Recent guidelines recommend treatment of T2E with aneurysmal sac enlargement. Baum et al and Aziz et al showed failure rates of 80% and 72% after conventional transarterial and translumbar embolization, questioning the long-term efficacy of these techniques.5, 12

Posterior endoleaks are difficult to embolize using the translumbar approach because of the challenge of cannulating the lumbar vessels while maintaining sac access, often requiring a 180-degree catheter turn after translumbar access. Whereas the right-sided translumbar approach might be technically feasible for left-sided lumbar feeders, there is an added risk of inferior vena cava injury. Another consideration with translumbar embolization is the prone position, which might not be tolerated by some patients. Laparoscopic clipping of inferior mesenteric and lumbar arteries as a durable treatment option has been reported.1, 9, 10 On the other hand, this approach carries additional risk of injury to nearby structures during dissection around the aneurysm sac. Both our patients tolerated the LDAE and were subsequently discharged home. Repeated imaging 3 to 5 months after embolization did not show any evidence of endoleak, and both patients did not have any laparoscopy-related complications.
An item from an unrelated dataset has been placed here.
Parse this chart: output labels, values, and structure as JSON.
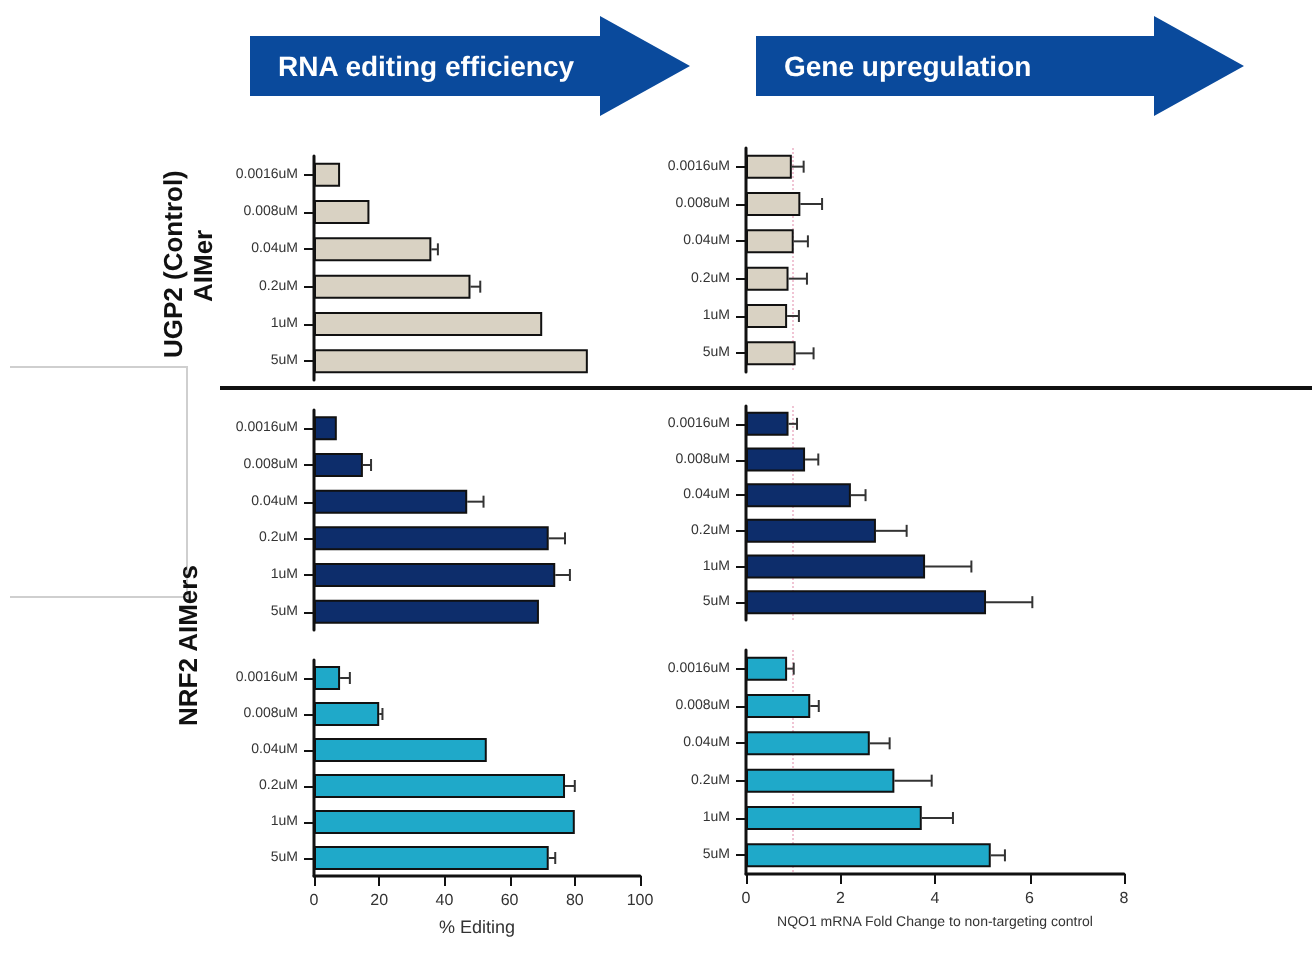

LDAE is a novel technique in which preoperative 3D image fusion has been used for better anterior access to the feeding vessels, especially lumbar artery feeders. It also provides us with a trajectory to avoid hitting the endograft but at the same time allows us an easy angle with which to work. In one of the cases, we crossed in between the two limbs of the endograft. Both of our patients were older than 85 years and tolerated the procedure well. Although this technique is still in its infancy, we think it provides a better and a more direct anterior approach with minimal laparoscopic dissection around the sac. This procedure can be considered in elderly patients and obese patients to avoid prone positioning, in patients with CKD, and in those for whom other embolization techniques have failed. The objective of this manuscript is to illustrate LDAE as an alternative option, and it is not our first line of therapy currently. One obvious limitation of LDAE is that it requires familiarity with laparoscopic techniques and 3D image fusion. Carbon dioxide insufflation during LDAE can potentially affect the accuracy of image fusion; however, in these two cases, the inflation pressures were kept low during 3D acquisition and image guidance. In addition, carbon dioxide insufflation during LDAE was performed mainly during the initial sac access step to deflect the intervening bowel and related structures and did not considerably affect the position of target vessels on switching to embolization.

Conclusions

LDAE provides a more direct anterior approach to lumbar vessel feeders that is typically not achieved with translumbar or transarterial approaches. Irrespective of T2E access, such laparoscopic techniques under preoperative CT and MR image fusion guidance could potentially provide a novel platform for combining the advantages of laparoscopy with minimally invasive endovascular procedures.